ESLAI or Escuela Superior Latinoamericana de Informática (Spanish: Latin American School of Advanced Studies in Computer Science) was a small Argentinean computer science school established in 1986 and dissolved in 1990. In its short life, ESLAI had a considerable impact on computer science teaching and research in Argentina and other South American countries.

Argentine mathematician Manuel Sadosky was the key sponsor of the creation of ESLAI; other founders include Rebeca Guber, and Armando Haeberer, who also served as Deputy Director; Jorge Vidart was named Director soon after ESLAI opened. ESLAI relied heavily on cooperation agreements with and funding from a number of foreign universities, and governments and international organizations for equipment, operations, and visiting faculty.
ESLAI premises were located in the main house of Pereyra Iraola Park, a former country estate located between Buenos Aires (40 km) and La Plata (20 km) in Argentina.

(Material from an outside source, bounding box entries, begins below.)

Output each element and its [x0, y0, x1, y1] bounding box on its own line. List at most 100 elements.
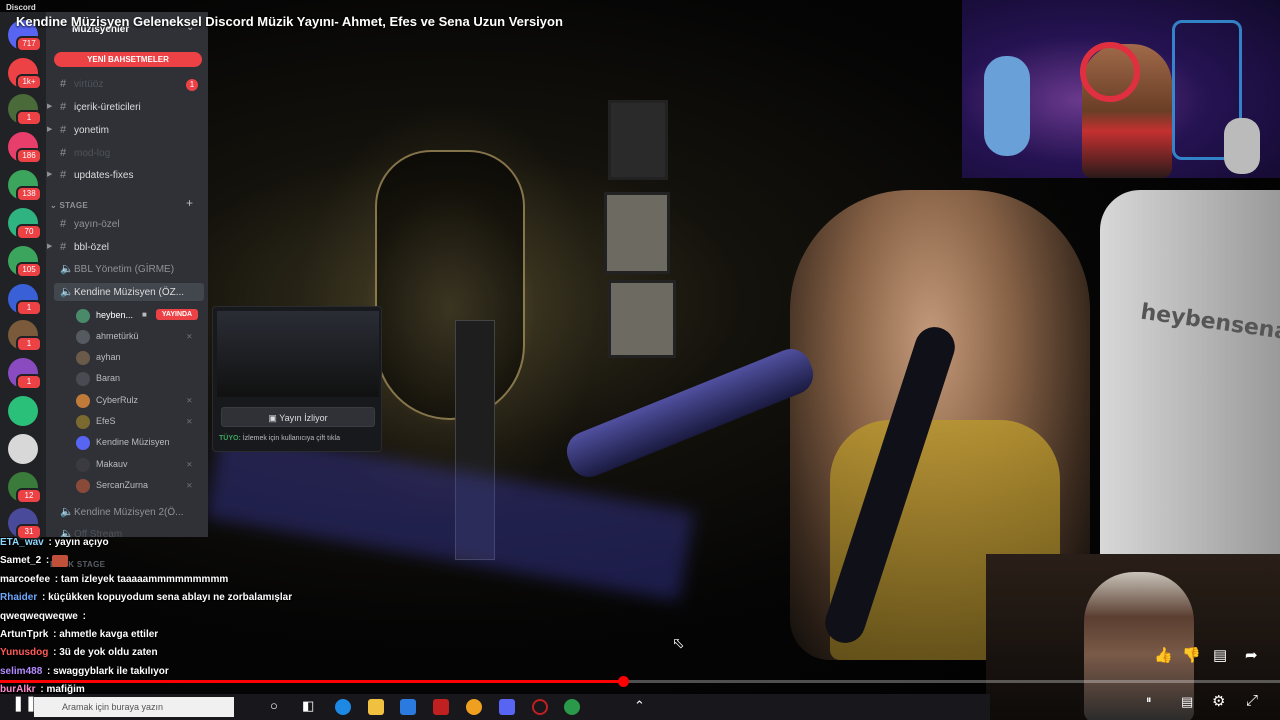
- discord-icon[interactable]: [499, 699, 515, 715]
- autoplay-toggle-icon[interactable]: ⏸: [1146, 694, 1152, 707]
- streamer-2: [1084, 572, 1194, 720]
- watch-stream-button[interactable]: ▣ Yayın İzliyor: [221, 407, 375, 427]
- watch-stream-label: Yayın İzliyor: [279, 413, 328, 423]
- chat-username[interactable]: ETA_wav: [0, 537, 44, 548]
- channel-updates-fixes[interactable]: # updates-fixes: [60, 167, 133, 183]
- server-icon[interactable]: 1: [8, 284, 42, 316]
- comments-icon[interactable]: ▤: [1213, 646, 1227, 664]
- like-icon[interactable]: 👍: [1154, 646, 1173, 664]
- channel-mod-log[interactable]: # mod-log: [60, 145, 110, 161]
- member-name: Baran: [96, 373, 121, 383]
- pause-icon[interactable]: ❚❚: [12, 694, 37, 712]
- taskbar-search-input[interactable]: Aramak için buraya yazın: [34, 697, 234, 717]
- hash-icon: #: [60, 78, 67, 90]
- webcam-top: [962, 0, 1280, 178]
- server-icon[interactable]: 1k+: [8, 58, 42, 90]
- channel-list: Müzisyenler ⌄ YENİ BAHSETMELER # virtüöz …: [46, 12, 208, 537]
- voice-member[interactable]: EfeS: [76, 412, 116, 430]
- chat-username[interactable]: ArtunTprk: [0, 629, 48, 640]
- voice-member[interactable]: ahmetürkü: [76, 327, 139, 345]
- new-mentions-button[interactable]: YENİ BAHSETMELER: [54, 52, 202, 67]
- channel-icerik-ureticileri[interactable]: # içerik-üreticileri: [60, 99, 141, 115]
- voice-member[interactable]: Baran: [76, 369, 120, 387]
- chat-username[interactable]: marcoefee: [0, 574, 50, 585]
- voice-channel-bbl-yonetim[interactable]: 🔈BBL Yönetim (GİRME): [60, 261, 174, 277]
- channel-virtuoz[interactable]: # virtüöz: [60, 76, 103, 92]
- store-icon[interactable]: [400, 699, 416, 715]
- channel-bbl-ozel[interactable]: # bbl-özel: [60, 239, 109, 255]
- server-icon[interactable]: 1: [8, 94, 42, 126]
- file-explorer-icon[interactable]: [368, 699, 384, 715]
- cortana-icon[interactable]: ○: [270, 698, 278, 713]
- server-icon[interactable]: 105: [8, 246, 42, 278]
- add-channel-icon[interactable]: +: [186, 196, 193, 210]
- avatar: [76, 350, 90, 365]
- server-icon[interactable]: [8, 396, 38, 426]
- channel-label: updates-fixes: [74, 170, 134, 181]
- server-icon[interactable]: [8, 434, 38, 464]
- gear-icon[interactable]: ⚙: [1212, 692, 1225, 710]
- channel-label: yayın-özel: [74, 219, 120, 230]
- chat-message: ETA_wav : yayın açıyo: [0, 534, 340, 552]
- share-icon[interactable]: ➦: [1245, 646, 1258, 664]
- fullscreen-icon[interactable]: ⤢: [1246, 692, 1258, 709]
- edge-icon[interactable]: [335, 699, 351, 715]
- hash-icon: #: [60, 147, 67, 159]
- chat-username[interactable]: selim488: [0, 666, 42, 677]
- caret-right-icon: ▶: [47, 103, 53, 110]
- stream-preview-popover[interactable]: ▣ Yayın İzliyor TÜYO: İzlemek için kulla…: [212, 306, 382, 452]
- chat-separator: :: [50, 647, 60, 659]
- chat-message: Samet_2 :: [0, 552, 340, 570]
- server-icon[interactable]: 12: [8, 472, 42, 504]
- app-icon[interactable]: [433, 699, 449, 715]
- progress-bar[interactable]: [0, 676, 1280, 687]
- opera-icon[interactable]: [532, 699, 548, 715]
- channel-label: yonetim: [74, 125, 110, 136]
- chat-text: tam izleyek taaaaammmmmmmmm: [60, 573, 229, 585]
- voice-member[interactable]: ayhan: [76, 348, 121, 366]
- hash-icon: #: [60, 169, 67, 181]
- voice-channel-kendine-muzisyen-2[interactable]: 🔈Kendine Müzisyen 2(Ö...: [60, 504, 184, 520]
- gaming-chair: [1100, 190, 1280, 570]
- voice-channel-kendine-muzisyen[interactable]: 🔈Kendine Müzisyen (ÖZ...: [60, 284, 184, 300]
- caret-right-icon: ▶: [47, 243, 53, 250]
- category-stage[interactable]: ⌄ STAGE: [50, 201, 88, 210]
- mention-badge: 1: [186, 79, 198, 91]
- task-view-icon[interactable]: ◧: [302, 698, 314, 714]
- server-icon[interactable]: 1: [8, 320, 42, 352]
- channel-yayin-ozel[interactable]: # yayın-özel: [60, 216, 120, 232]
- avatar: [76, 457, 90, 472]
- voice-member[interactable]: SercanZurna: [76, 476, 148, 494]
- voice-member[interactable]: heyben...: [76, 306, 133, 324]
- dislike-icon[interactable]: 👎: [1182, 646, 1201, 664]
- chat-message: selim488 : swaggyblark ile takılıyor: [0, 663, 340, 681]
- video-player[interactable]: heybensena Discord Kendine Müzisyen Gele…: [0, 0, 1280, 720]
- headphones: [1080, 42, 1140, 102]
- wall-guitar: [375, 150, 525, 420]
- member-name: Makauv: [96, 459, 128, 469]
- server-icon[interactable]: 1: [8, 358, 42, 390]
- category-label: STAGE: [59, 201, 88, 210]
- chrome-icon[interactable]: [466, 699, 482, 715]
- chat-username[interactable]: Yunusdog: [0, 647, 48, 658]
- stream-thumbnail[interactable]: [217, 311, 379, 397]
- chat-message: ArtunTprk : ahmetle kavga ettiler: [0, 626, 340, 644]
- voice-member[interactable]: Kendine Müzisyen: [76, 433, 170, 451]
- channel-yonetim[interactable]: # yonetim: [60, 122, 109, 138]
- chat-text: swaggyblark ile takılıyor: [53, 665, 169, 677]
- server-icon[interactable]: 138: [8, 170, 42, 202]
- voice-member[interactable]: Makauv: [76, 455, 128, 473]
- member-name: Kendine Müzisyen: [96, 437, 170, 447]
- server-icon[interactable]: 70: [8, 208, 42, 240]
- subtitles-icon[interactable]: ▤: [1181, 694, 1193, 710]
- chat-username[interactable]: Rhaider: [0, 592, 37, 603]
- browser-icon[interactable]: [564, 699, 580, 715]
- voice-member[interactable]: CyberRulz: [76, 391, 138, 409]
- chevron-up-icon[interactable]: ⌃: [634, 698, 645, 714]
- speaker-icon: 🔈: [60, 263, 74, 275]
- chat-username[interactable]: Samet_2: [0, 555, 41, 566]
- chat-username[interactable]: qweqweqweqwe: [0, 611, 78, 622]
- server-icon[interactable]: 186: [8, 132, 42, 164]
- emote-icon: [52, 554, 69, 567]
- member-name: SercanZurna: [96, 480, 149, 490]
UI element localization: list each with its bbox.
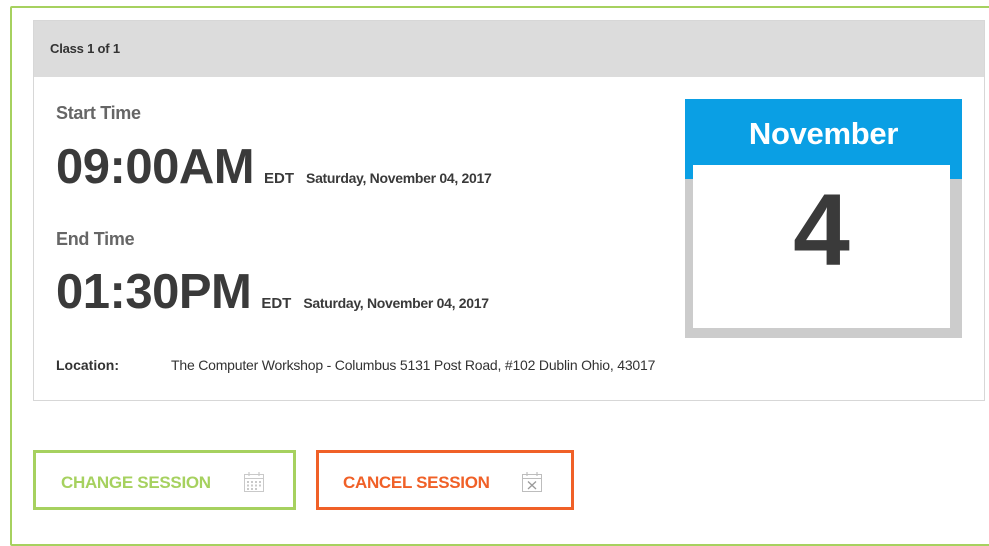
cancel-session-button[interactable]: CANCEL SESSION [316,450,574,510]
calendar-face: 4 [693,165,950,328]
end-time-label: End Time [56,229,135,249]
end-timezone: EDT [261,295,292,312]
start-time-row: 09:00AM EDT Saturday, November 04, 2017 [56,140,492,194]
start-date: Saturday, November 04, 2017 [306,170,492,186]
cancel-session-label: CANCEL SESSION [343,473,490,492]
start-time-label: Start Time [56,103,141,123]
start-timezone: EDT [264,170,295,187]
location-label: Location: [56,357,119,373]
class-count: Class 1 of 1 [50,41,120,56]
class-card-header: Class 1 of 1 [34,21,984,77]
change-session-label: CHANGE SESSION [61,473,211,492]
calendar-day: 4 [793,173,850,287]
start-time-value: 09:00AM [56,140,255,194]
location-row: Location: The Computer Workshop - Columbu… [56,357,655,373]
class-card: Class 1 of 1 Start Time 09:00AM EDT Saturd… [33,20,985,401]
change-session-button[interactable]: CHANGE SESSION [33,450,296,510]
end-date: Saturday, November 04, 2017 [303,295,489,311]
calendar-widget: November 4 [685,99,962,338]
calendar-icon [242,470,266,494]
end-time-value: 01:30PM [56,265,252,319]
location-value: The Computer Workshop - Columbus 5131 Po… [171,357,656,373]
end-time-row: 01:30PM EDT Saturday, November 04, 2017 [56,268,489,317]
calendar-cancel-icon [520,470,544,494]
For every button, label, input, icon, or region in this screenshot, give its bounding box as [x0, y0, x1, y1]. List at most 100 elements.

Each year around 35 students (about 15% of applicants) from across Latin America were admitted, all with full financial support. Classes were taught in Spanish or English by well-regarded
local and
visiting faculty, and graduates earned a Licenciado degree, which in Argentina takes five years of coursework and a final thesis.
Many of ESLAI's graduates would go on to earn postgraduate degrees in Europe and the Americas.

ESLAI's core curriculum followed ACM guidelines, using English-language textbooks and technical articles, and included a heavy load of programming assignments, building strong software development competencies. Theoretical computer science topics dominated advanced seminars and graduation theses, as most of the faculty were affiliated with European universities.

Unfortunately, while ESLAI was an academic success, it was unable to develop enduring support across the spectrum of political parties, the public higher education establishment, and the private sector. Lacking continuing financial or political support, ESLAI had to close down in September 1990 during the presidency of Carlos Menem.